P4—Description of transportation of samples or organism(s)

Transportation involves storage and/or maintenance; see also the requirements in either P2 or P3 as appropriate.

  • Description of transportation procedure

    • Include details such as the means of transport, for example: Refrigerated container, etc.

  • Reason for transportation

  • Other transportation parameters

P5—Description of acclimation of organism(s)

Acclimation involves maintenance; see also the requirements in P3 as appropriate.

  • Description of acclimation procedure

    • Include details such as the type of housing, for example: Cage, aquaria, continuous culture, seed bag or plant pot, etc.

  • Reason for acclimation

  • Other acclimation parameters

P6Description of general manipulation of sample or organism(s)

Record details of any controlled manipulation as part of the study

  • Manipulation type. For example: Perturbation such as exposure to a toxicant, dissection, sacrifice etc.

  • Description of manipulation procedure. For example: Perturbation of specific environmental parameter; dissection of specific tissue

  • Reason for manipulation

  • Other manipulation parameters

Request for feedback

Environmental metabolomics is a diverse and heterogeneous discipline and we welcome input and representation from all members of the community. Please get involved in this working group by joining the mailing list at: http://msi-workgroups.sourceforge.net/. Alternatively please send any comments or feedback about these requirements to: Msi-workgroups-feedback@lists.sourceforge.net

The reporting requirements detailed above will be subject to revision by the ECWSG in response to the needs of the community. For the most up to date version of the requirements please refer to the project website: http://msi-workgroups.sourceforge.net/bio-metadata/reporting/.

Discussion

We have formed an active working group that has made significant progress in the development of a standard set of reporting requirements for the description of biological samples. These requirements have been developed in order to aid the standardised annotation, dissemination and interpretation of data with respect to the domain of environmental metabolomic experiments.
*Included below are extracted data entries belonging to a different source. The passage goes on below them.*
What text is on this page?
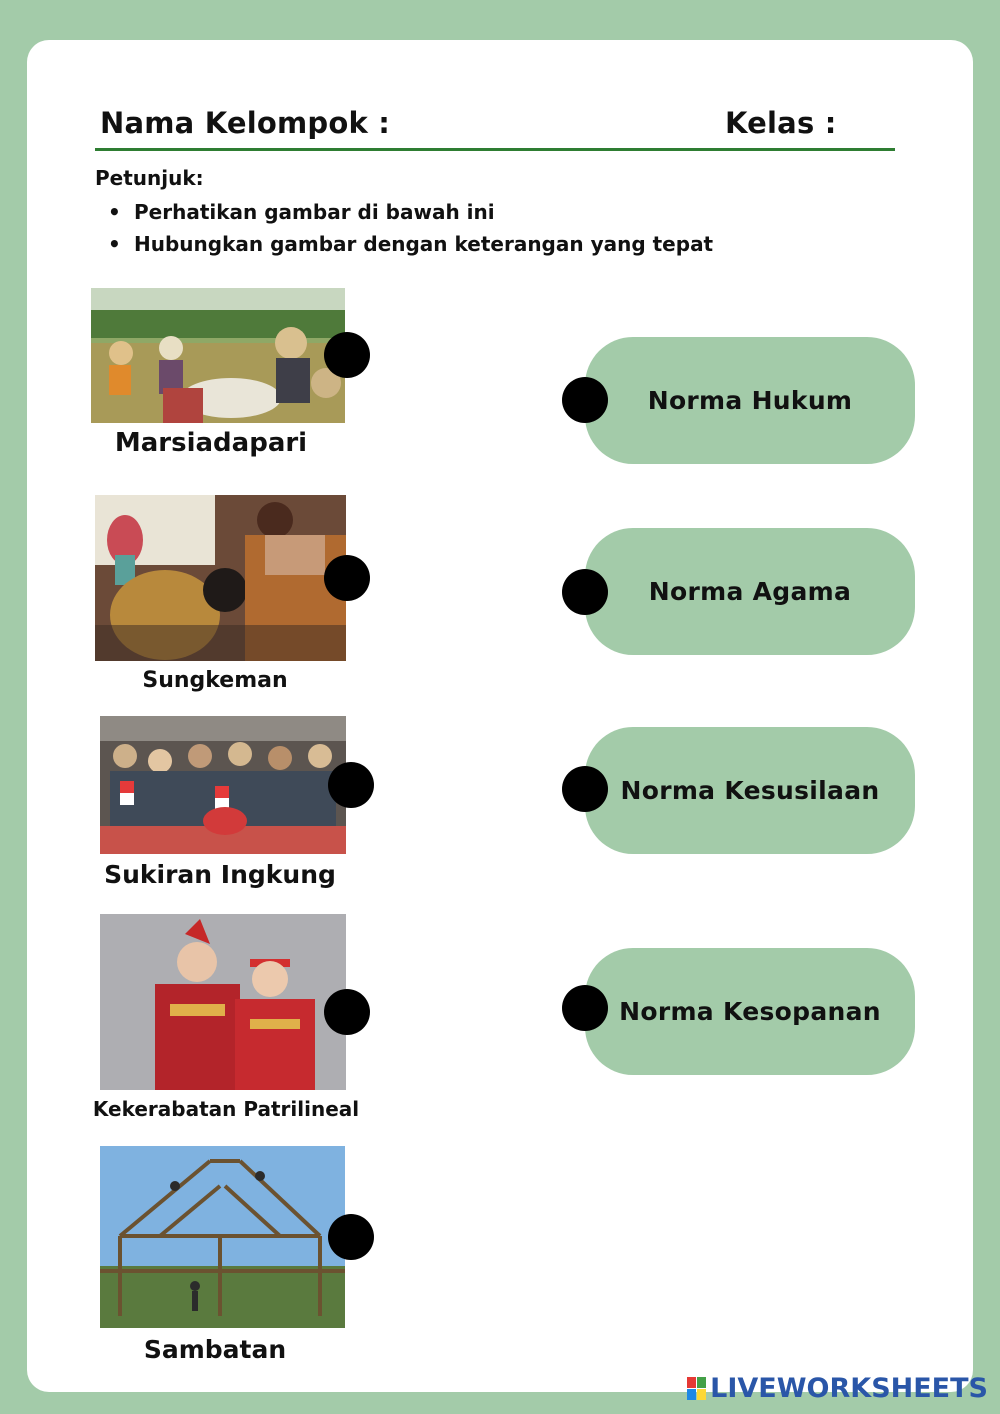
Nama Kelompok :	Kelas :
Petunjuk:
• Perhatikan gambar di bawah ini
• Hubungkan gambar dengan keterangan yang tepat
Marsiadapari
Sungkeman
Sukiran Ingkung
Kekerabatan Patrilineal
Sambatan
Norma Hukum
Norma Agama
Norma Kesusilaan
Norma Kesopanan
LIVEWORKSHEETS
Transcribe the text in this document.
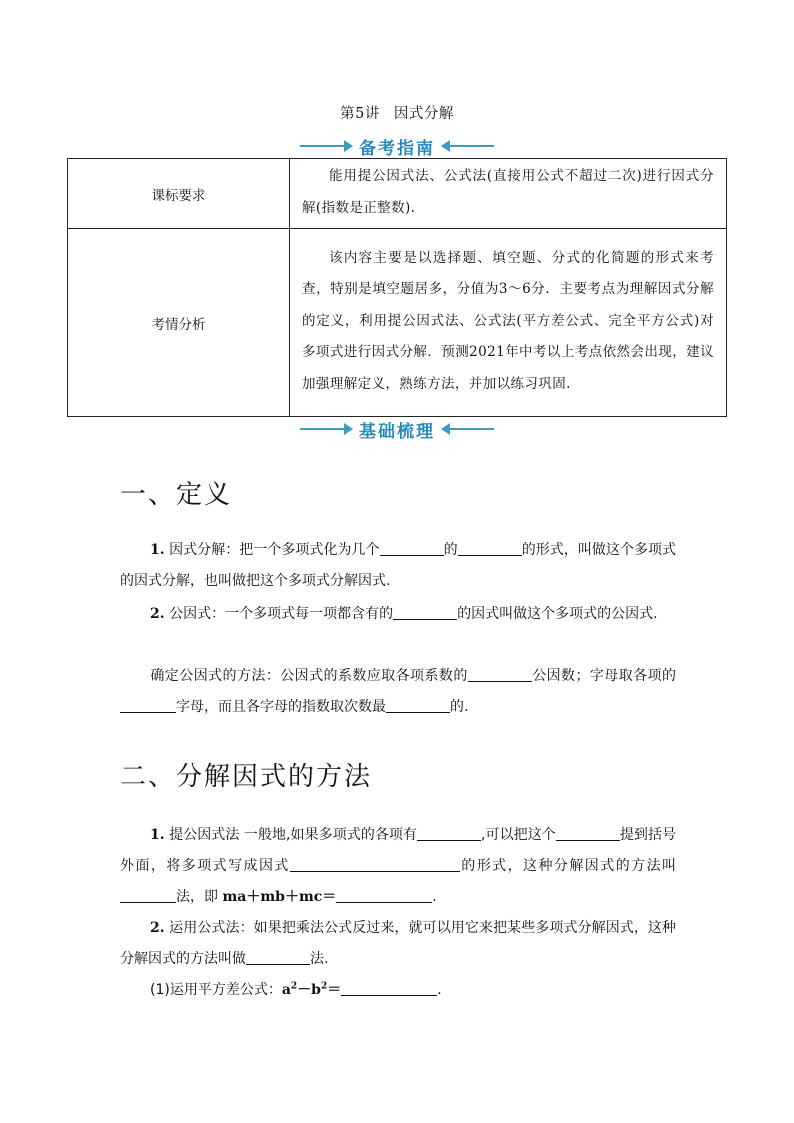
第5讲 因式分解
备考指南
课标要求	能用提公因式法、公式法(直接用公式不超过二次)进行因式分解(指数是正整数).
考情分析	该内容主要是以选择题、填空题、分式的化简题的形式来考查，特别是填空题居多，分值为3～6分．主要考点为理解因式分解的定义，利用提公因式法、公式法(平方差公式、完全平方公式)对多项式进行因式分解．预测2021年中考以上考点依然会出现，建议加强理解定义，熟练方法，并加以练习巩固.
基础梳理
一、定义
1. 因式分解：把一个多项式化为几个	的	的形式，叫做这个多项式的因式分解，也叫做把这个多项式分解因式.
2. 公因式：一个多项式每一项都含有的	的因式叫做这个多项式的公因式.
确定公因式的方法：公因式的系数应取各项系数的	公因数；字母取各项的字母，而且各字母的指数取次数最	的.
二、分解因式的方法
1. 提公因式法 一般地,如果多项式的各项有	,可以把这个	提到括号外面，将多项式写成因式	的形式，这种分解因式的方法叫法，即 ma＋mb＋mc＝	.
2. 运用公式法：如果把乘法公式反过来，就可以用它来把某些多项式分解因式，这种分解因式的方法叫做	法.
(1)运用平方差公式：$a^2-b^2=$	.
However, we consider that the modular structure of the requirement groups should promote their reuse and will facilitate easier integration and harmonisation with other reporting requirements outside of this domain.
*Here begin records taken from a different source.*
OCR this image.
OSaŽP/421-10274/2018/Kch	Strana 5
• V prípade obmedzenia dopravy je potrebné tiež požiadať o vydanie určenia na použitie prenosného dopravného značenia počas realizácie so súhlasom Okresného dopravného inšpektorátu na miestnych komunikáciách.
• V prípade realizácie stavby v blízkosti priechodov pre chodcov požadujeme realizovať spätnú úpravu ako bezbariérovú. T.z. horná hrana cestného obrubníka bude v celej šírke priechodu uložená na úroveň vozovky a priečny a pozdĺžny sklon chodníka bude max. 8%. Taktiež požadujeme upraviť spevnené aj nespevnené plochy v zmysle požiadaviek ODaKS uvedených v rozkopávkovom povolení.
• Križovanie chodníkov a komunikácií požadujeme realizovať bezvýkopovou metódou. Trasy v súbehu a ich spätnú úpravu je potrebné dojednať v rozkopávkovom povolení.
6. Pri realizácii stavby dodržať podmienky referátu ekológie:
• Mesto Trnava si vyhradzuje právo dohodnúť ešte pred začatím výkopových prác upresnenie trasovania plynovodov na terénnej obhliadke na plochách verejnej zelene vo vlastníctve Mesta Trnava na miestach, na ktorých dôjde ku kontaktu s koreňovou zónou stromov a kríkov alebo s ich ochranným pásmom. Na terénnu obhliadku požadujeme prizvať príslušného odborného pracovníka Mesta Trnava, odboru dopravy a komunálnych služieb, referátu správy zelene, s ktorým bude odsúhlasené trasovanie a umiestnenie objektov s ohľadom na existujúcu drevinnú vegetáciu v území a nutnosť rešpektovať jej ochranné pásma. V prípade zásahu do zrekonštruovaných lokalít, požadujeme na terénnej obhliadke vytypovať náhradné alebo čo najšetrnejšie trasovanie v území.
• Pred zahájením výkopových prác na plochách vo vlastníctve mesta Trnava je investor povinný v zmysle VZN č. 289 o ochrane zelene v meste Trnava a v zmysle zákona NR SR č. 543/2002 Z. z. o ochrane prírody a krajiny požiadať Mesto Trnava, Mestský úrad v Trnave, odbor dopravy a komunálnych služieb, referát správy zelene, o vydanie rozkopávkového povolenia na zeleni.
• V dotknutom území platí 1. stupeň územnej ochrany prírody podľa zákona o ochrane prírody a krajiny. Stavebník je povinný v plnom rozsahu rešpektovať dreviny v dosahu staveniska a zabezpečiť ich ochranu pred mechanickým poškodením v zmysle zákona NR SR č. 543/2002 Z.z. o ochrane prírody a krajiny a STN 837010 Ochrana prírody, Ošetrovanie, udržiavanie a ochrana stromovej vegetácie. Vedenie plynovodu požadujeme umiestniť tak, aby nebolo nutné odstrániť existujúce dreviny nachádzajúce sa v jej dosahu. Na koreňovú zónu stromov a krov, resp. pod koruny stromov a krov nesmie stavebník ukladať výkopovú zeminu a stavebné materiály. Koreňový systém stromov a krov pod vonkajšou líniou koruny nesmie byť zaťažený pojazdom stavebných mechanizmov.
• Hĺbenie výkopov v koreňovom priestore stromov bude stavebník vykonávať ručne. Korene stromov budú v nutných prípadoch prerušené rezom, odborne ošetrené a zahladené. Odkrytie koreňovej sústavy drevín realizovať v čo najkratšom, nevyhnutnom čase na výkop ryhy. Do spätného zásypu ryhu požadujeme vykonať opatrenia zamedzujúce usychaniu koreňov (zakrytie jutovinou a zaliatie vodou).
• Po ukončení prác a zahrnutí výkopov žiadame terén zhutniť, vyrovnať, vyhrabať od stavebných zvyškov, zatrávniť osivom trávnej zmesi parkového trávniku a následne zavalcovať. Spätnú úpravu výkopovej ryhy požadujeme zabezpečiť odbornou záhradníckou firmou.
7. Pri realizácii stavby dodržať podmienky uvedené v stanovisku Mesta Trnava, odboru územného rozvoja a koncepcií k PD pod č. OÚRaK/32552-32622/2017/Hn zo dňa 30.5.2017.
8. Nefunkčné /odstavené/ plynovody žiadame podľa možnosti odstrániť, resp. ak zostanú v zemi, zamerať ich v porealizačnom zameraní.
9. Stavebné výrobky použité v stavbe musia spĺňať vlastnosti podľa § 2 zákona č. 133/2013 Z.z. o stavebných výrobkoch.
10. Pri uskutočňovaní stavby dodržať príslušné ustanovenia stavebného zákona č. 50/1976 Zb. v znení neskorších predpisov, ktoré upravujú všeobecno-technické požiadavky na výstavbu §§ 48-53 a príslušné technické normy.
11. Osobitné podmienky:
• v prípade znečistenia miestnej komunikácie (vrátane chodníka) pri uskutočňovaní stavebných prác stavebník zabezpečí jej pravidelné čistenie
We believe that the decision to devolve the requirements analysis into four sub-groups (in-vivo/mammalian biology; plant biology; in-vitro/microbiology; environmental) has ensured that each of these domains has received appropriate representation from their respective communities. As a next step, we recommend that the efforts of the groups should come together to form a unified set of reporting requirements to represent the ‘biological context of metabolomics experiments’.

There are a growing number of reporting requirements developed in association with distinct technological domains, such as transcriptomics and proteomics. For a comprehensive list, see those detailed on the MIBBI portal http://micheck.sf.net/. In order to avoid duplication of effort, we suggest that the wider biological community would best be served if these efforts came together to identify a single ‘technology independent’ set of reporting requirements for biological samples and their manipulations.

These reporting requirements will also inform the development of data exchange standards (Hardy et al. this issue) in order to provide a mode of transport which will meet an urgent demand from the metabolomics community.